Avistamiento.

A través de la ventana del último bus a casa: he visto el amor. Con la elegancia de los ibis rojos y la sutileza de las amapolas primaverales, que como un trueque místico brotan en los campos de batalla.
Su fotografía, una imagen augusta y señorial, coruscante e indómita, acompaña la barca de mi pensamiento errante, resquebrajado y maltrecho por los embates del día.
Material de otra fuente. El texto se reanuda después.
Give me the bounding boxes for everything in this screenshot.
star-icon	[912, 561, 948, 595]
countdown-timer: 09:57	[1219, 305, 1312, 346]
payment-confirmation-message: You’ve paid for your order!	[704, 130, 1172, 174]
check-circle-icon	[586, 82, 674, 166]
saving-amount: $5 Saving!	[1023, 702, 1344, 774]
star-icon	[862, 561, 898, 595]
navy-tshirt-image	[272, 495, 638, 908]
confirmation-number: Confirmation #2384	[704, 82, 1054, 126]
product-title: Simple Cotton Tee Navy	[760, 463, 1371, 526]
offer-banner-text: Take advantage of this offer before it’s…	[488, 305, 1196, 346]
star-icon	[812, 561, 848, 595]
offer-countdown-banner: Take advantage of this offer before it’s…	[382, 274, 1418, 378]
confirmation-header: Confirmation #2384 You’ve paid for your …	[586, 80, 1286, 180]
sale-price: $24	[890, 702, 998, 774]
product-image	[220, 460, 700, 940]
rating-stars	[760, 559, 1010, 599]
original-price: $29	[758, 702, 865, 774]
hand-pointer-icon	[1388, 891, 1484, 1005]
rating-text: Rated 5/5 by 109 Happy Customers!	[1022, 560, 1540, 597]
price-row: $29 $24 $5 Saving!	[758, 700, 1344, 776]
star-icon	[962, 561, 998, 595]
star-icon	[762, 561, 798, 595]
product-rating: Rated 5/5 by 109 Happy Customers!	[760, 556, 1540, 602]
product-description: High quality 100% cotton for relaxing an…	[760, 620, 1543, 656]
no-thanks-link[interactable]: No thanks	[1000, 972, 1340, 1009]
Aquella Friné de Oriente hace justicia la concepción de la belleza, que para aquellos que inmortalizan la piedra, sirve de musa isomne, de Atlas para el peso de sus mundos, de mundos para el pensamiento guarnecido.
Lanzar la vida por aquella ventana hubiese sido la insensatez más sensata. Nadie teme a la muerte en busca de algún Dios, y era yo quien a Dios veía caminando la más ordinaria de las veredas mortales. 
Con ojos de insuperable agonía seguí su estela en la distancia abarrotada de gente. Como quien espera el regreso de las olas a las faldas de la playa; la ilusión sostenía un manojo de estrellas azules, pero aquella tarde ella no se enteraba del compromiso, y a mi, que tanto me cuesta caer en sorpresa de las cosas, fui el bufón de al menos treinta individuos, que veían nuevamente al hombre ser vencido por la bestia, pero claro, ellos no lo sabían.